Все это разглядел студент Бурденко в одно мгновение, потому что мгновение это было истинно счастливым. И косу, большую, русую, разглядел. И даже белые барнаульские щегольские бурки, обшитые тонкой коричневой кожей. И раньше всего - огромные, с веселой и озорной искоркой глаза, с интересом, как показалось студенту, взглянувшие на него.

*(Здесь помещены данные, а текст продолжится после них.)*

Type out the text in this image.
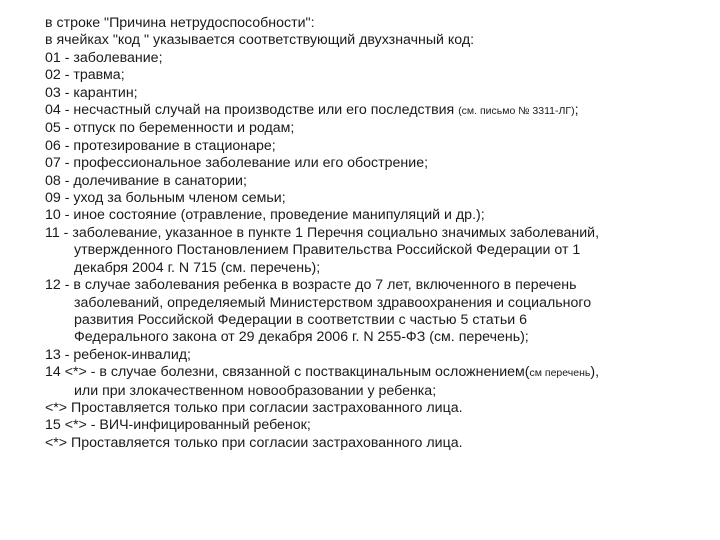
в строке "Причина нетрудоспособности":
в ячейках "код " указывается соответствующий двухзначный код:
01 - заболевание;
02 - травма;
03 - карантин;
04 - несчастный случай на производстве или его последствия (см. письмо № 3311-ЛГ);
05 - отпуск по беременности и родам;
06 - протезирование в стационаре;
07 - профессиональное заболевание или его обострение;
08 - долечивание в санатории;
09 - уход за больным членом семьи;
10 - иное состояние (отравление, проведение манипуляций и др.);
11 - заболевание, указанное в пункте 1 Перечня социально значимых заболеваний,
утвержденного Постановлением Правительства Российской Федерации от 1
декабря 2004 г. N 715 (см. перечень);
12 - в случае заболевания ребенка в возрасте до 7 лет, включенного в перечень
заболеваний, определяемый Министерством здравоохранения и социального
развития Российской Федерации в соответствии с частью 5 статьи 6
Федерального закона от 29 декабря 2006 г. N 255-ФЗ (см. перечень);
13 - ребенок-инвалид;
14 <*> - в случае болезни, связанной с поствакцинальным осложнением(см перечень),
или при злокачественном новообразовании у ребенка;
<*> Проставляется только при согласии застрахованного лица.
15 <*> - ВИЧ-инфицированный ребенок;
<*> Проставляется только при согласии застрахованного лица.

- Молодость, - остановился на перекрестке шестидесятилетний профессор Бурденко, почти растерянно вглядываясь поверх очков в утреннюю пустынность Девичьего поля. - Как сладостно вспоминать почти все, да, почти все, что связано с молодостью. Как мы ценим каждое ее движение, когда она уже проходит, когда она все стремительнее идет к концу. И теперь, можно сказать, что, пока я занимался покойниками - и не только покойниками, все лучшие девушки прошли, проехали, промчались мимо меня. Можно ли об этом пожалеть?
- Не знаю, - сказал я.
- Не знаете? - будто в удивлении и растерянности повернул ко мне лобастую голову профессор. - Впрочем, никто не знает. Никто, - проговорил он как будто с отчаянием и в то же время с улыбкой.
ТРЕВОГА ВЕЧНАЯ
Быть может, кто-нибудь другой на месте студента Бурденко давно бы познакомился с этой девушкой в синей шубке, так взволновавшей его воображение. Тем более что он нередко потом встречал ее не только на Миллионной, но и на мосту через Ушайку, и в театре, и в библиотеке. Но она оставалась незнакомой ему. Он долго не знал даже, как звать ее. И если заговаривал с ней, то только... во сне. Причем и во сне не он с ней заговаривал, а она с ним. И очень мило смеялась. Ей почему-то все представлялось смешным в нем. Но он не обижался. Ему нравилось, как она смеется. И когда после такого сна он встречался с ней где-нибудь на улице, ему казалось, что она даже издали смотрит на него с улыбкой именно потому, что они уже виделись. Во сне. И она это знает.